I am married to a great guy. Beyond great, according to some people. (Someone once referred to my husband as the "only good, clean thing in Baltimore." The speaker was only mostly kidding.) Our marriage is better than a lot of people's. I'd even go so far as to say that it's better than most of the marriages out there. But it does have its issues, and sometimes those issue rear their heads and things get hard. Really, really hard. Heart-rendingly hard. And because our marriage is so good the rest of the time, and because my husband is pretty universally liked, I start questioning myself. Is this really a problem, or is it the crazy talking? Well, doesn't he have the right to do whatever he's doing that's upsetting me? I'm so lucky to have him, everyone says so.

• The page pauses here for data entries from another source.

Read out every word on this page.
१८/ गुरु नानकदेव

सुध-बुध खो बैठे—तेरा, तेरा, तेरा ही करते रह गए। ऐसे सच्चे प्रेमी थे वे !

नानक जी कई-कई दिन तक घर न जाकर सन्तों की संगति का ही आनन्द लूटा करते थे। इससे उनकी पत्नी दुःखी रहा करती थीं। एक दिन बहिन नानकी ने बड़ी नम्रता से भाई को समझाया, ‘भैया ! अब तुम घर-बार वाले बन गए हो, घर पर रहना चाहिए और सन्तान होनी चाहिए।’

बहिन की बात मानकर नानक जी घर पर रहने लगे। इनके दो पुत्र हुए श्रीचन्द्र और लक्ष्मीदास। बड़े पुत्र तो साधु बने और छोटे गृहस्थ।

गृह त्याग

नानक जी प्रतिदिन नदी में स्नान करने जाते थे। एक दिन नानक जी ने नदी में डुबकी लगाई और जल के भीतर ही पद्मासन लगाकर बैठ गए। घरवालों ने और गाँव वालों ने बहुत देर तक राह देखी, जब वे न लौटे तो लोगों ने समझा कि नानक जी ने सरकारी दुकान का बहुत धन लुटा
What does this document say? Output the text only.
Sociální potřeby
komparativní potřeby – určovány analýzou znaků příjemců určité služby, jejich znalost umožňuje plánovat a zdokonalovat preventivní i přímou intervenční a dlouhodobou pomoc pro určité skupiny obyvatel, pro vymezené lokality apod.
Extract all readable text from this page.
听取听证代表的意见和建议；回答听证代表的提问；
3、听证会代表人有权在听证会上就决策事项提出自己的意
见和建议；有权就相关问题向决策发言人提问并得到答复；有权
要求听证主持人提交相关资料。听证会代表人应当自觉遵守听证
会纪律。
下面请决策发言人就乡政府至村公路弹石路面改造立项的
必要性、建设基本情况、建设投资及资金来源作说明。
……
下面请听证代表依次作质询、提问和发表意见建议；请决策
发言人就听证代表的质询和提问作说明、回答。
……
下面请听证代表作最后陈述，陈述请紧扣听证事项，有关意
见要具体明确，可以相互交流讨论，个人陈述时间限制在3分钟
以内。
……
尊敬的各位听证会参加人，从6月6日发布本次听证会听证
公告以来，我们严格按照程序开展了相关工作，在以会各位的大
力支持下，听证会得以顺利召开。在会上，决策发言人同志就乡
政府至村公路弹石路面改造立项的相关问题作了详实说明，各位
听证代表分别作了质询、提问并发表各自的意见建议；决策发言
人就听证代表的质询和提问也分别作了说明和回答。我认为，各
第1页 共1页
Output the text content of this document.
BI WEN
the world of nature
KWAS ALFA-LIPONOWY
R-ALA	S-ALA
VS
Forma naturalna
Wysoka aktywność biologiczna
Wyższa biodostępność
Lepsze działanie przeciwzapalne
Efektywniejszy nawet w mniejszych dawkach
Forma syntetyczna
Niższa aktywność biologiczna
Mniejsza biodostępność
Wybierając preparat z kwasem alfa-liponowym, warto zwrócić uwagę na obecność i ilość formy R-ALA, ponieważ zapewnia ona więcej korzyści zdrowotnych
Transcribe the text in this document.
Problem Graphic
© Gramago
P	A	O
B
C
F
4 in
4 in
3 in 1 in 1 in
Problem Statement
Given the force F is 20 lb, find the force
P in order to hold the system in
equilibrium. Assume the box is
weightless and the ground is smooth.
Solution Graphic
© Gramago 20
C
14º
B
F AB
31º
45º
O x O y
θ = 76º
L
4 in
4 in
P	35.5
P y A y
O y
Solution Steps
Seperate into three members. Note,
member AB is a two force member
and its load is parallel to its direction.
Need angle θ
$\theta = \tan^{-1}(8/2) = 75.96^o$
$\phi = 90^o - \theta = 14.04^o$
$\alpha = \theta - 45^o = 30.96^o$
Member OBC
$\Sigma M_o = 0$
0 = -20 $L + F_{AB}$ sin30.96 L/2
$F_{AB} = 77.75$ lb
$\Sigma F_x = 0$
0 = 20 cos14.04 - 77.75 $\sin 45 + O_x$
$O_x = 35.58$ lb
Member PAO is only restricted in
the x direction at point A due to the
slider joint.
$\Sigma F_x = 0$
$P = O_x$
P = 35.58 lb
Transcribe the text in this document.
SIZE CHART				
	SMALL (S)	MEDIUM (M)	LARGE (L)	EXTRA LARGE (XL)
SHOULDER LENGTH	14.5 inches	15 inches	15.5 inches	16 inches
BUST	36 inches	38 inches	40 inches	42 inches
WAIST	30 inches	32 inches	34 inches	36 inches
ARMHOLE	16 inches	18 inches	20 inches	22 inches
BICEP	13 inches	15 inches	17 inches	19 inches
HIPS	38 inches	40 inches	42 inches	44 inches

Luckily I have a therapist who kicks my ass on a regular basis, and over the years I've learned to speak up when I'm upset, and not roll into a ball and hide. (Seriously, I used to literally do that. I understand that technically, a grown woman in the fetal position under the covers is not terribly hard to find, but the fact that I made the effort still counts as hiding.) But in a way that my emotionally-detached-and-rightfully-so therapist can't, Glennon managed to give voice to the dissatisfaction that sometimes tromps its way through my relationship with my husband. My situation does not mirror hers, and I won't talk about what my "situation" is: my husband is such a private person that it would be a betrayal and a punishment if I did so. But Glennon gave me permission to listen to that niggling voice in the back of my head. This could be better. It's okay to be dissatisfied. Something in this relationship is making you unhappy, and you should really pay attention. This is a real woman. Not just me. Not just crazy me.
Like I told her when I met her back in June, she gets it in a way that few other people I've met get it. In a way that the people who love me most don't get it. And sometimes that's what I need most: permission and someone who Gets It.